The Archbishop of Canterbury reads my blog!
Or maybe, he and my dad are one and the same person.
What has led me to this stunning revelation? They have both made the same illustration from the story of Jesus paying taxes to Caesar – dad on this blog a few weeks ago, and the ABofC during the Service for the New Parliament held in St Margaret’s Church, Westminster on Tuesday. Coincidence?
The story (from Matthew 22) is that the Pharisees, in another cunning plan to trip Jesus up and expose him as a dangerous revolutionary, send a posse to him to ask whether it is lawful for Jews to pay taxes to Caesar.

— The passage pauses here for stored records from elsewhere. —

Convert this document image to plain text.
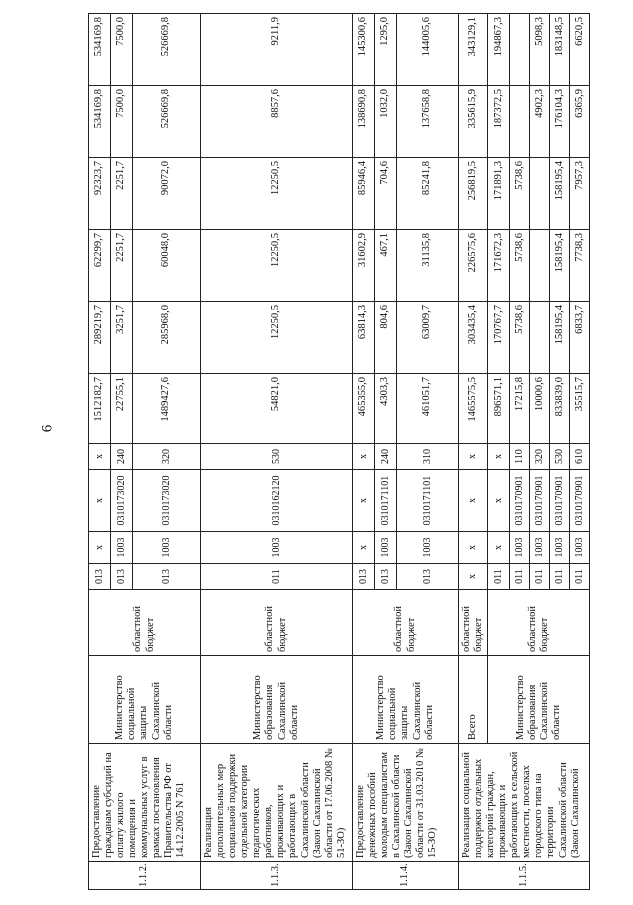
6
1.1.2.	Предоставление гражданам субсидий на оплату жилого помещения и коммунальных услуг в рамках постановления Правительства РФ от 14.12.2005 N 761	Министерство социальной защиты Сахалинской области	областной бюджет	013	x	x	x	1512182,7	289219,7	62299,7	92323,7	534169,8	534169,8
				013	1003	0310173020	240	22755,1	3251,7	2251,7	2251,7	7500,0	7500,0
				013	1003	0310173020	320	1489427,6	285968,0	60048,0	90072,0	526669,8	526669,8
1.1.3.	Реализация дополнительных мер социальной поддержки отдельной категории педагогических работников, проживающих и работающих в Сахалинской области (Закон Сахалинской области от 17.06.2008 № 51-ЗО)	Министерство образования Сахалинской области	областной бюджет	011	1003	0310162120	530	54821,0	12250,5	12250,5	12250,5	8857,6	9211,9
1.1.4.	Предоставление денежных пособий молодым специалистам в Сахалинской области (Закон Сахалинской области от 31.03.2010 № 15-ЗО)	Министерство социальной защиты Сахалинской области	областной бюджет	013	x	x	x	465355,0	63814,3	31602,9	85946,4	138690,8	145300,6
				013	1003	0310171101	240	4303,3	804,6	467,1	704,6	1032,0	1295,0
				013	1003	0310171101	310	461051,7	63009,7	31135,8	85241,8	137658,8	144005,6
1.1.5.	Реализация социальной поддержки отдельных категорий граждан, проживающих и работающих в сельской местности, поселках городского типа на территории Сахалинской области (Закон Сахалинской	Всего	областной бюджет	x	x	x	x	1465575,5	303435,4	226575,6	256819,5	335615,9	343129,1
		Министерство образования Сахалинской области	областной бюджет	011	x	x	x	896571,1	170767,7	171672,3	171891,3	187372,5	194867,3
				011	1003	0310170901	110	17215,8	5738,6	5738,6	5738,6		
				011	1003	0310170901	320	10000,6				4902,3	5098,3
				011	1003	0310170901	530	833839,0	158195,4	158195,4	158195,4	176104,3	183148,5
				011	1003	0310170901	610	35515,7	6833,7	7738,3	7957,3	6365,9	6620,5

Jesus asks someone to show him the coins with which taxes are paid. I like to picture him feigning short-sightedness at this point, squinting at the coin, then holding it out to one of the questioners as he asks ‘Whose image is on the coin?’
‘Caesar’s,’ comes the reply.
‘The give to Caesar what is Caesar’s, and to God what is God’s,’ he tells them.
The point both Dad and Rowan Williams made was that the way to tell what belongs to Caesar is to look at the image marked on it. So how can we tell what is God’s? Look for His image. Where does the Bible teach that His image is found? Stamped on every man, woman and child (Gen 1:26-27).
The ABofC used this as a launching point to talk about human dignity (an edited transcript of his talk appears here, sadly without the Caesar reference, so you’ll just have to trust me on that!), encouraging politicians to work towards a society which acknowledges the inherent dignity and worth of beings marked with the image of God.
Valid though that is, it doesn’t directly address the command of Jesus: Give to God what is God’s.
Now I haven’t got a purse full of image-bearers to give to God; the only one over which I have any say is me. Am I giving myself to God? Am I ‘spending’ myself in His service?
Of course, not all the coins in Israelite purses went to Caesar in taxes, but all of them contributed to the running of his empire in some way – by buying food, paying wages, building homes, subsidising entertainment or even just sitting safely in a bank.
We’re not all called to enter monasteries/convents and devote our lives to silent prayer and contemplation. Most of us are mandated to be out in the world, buying and selling, interacting with people, making things, doing things, or relaxing and recharging our batteries.
Our lives will be transformed and transformative if we live them with an acknowledgement that we are God’s, first and foremost. His mark is stamped upon us, and we represent him wherever we go and whatever we do.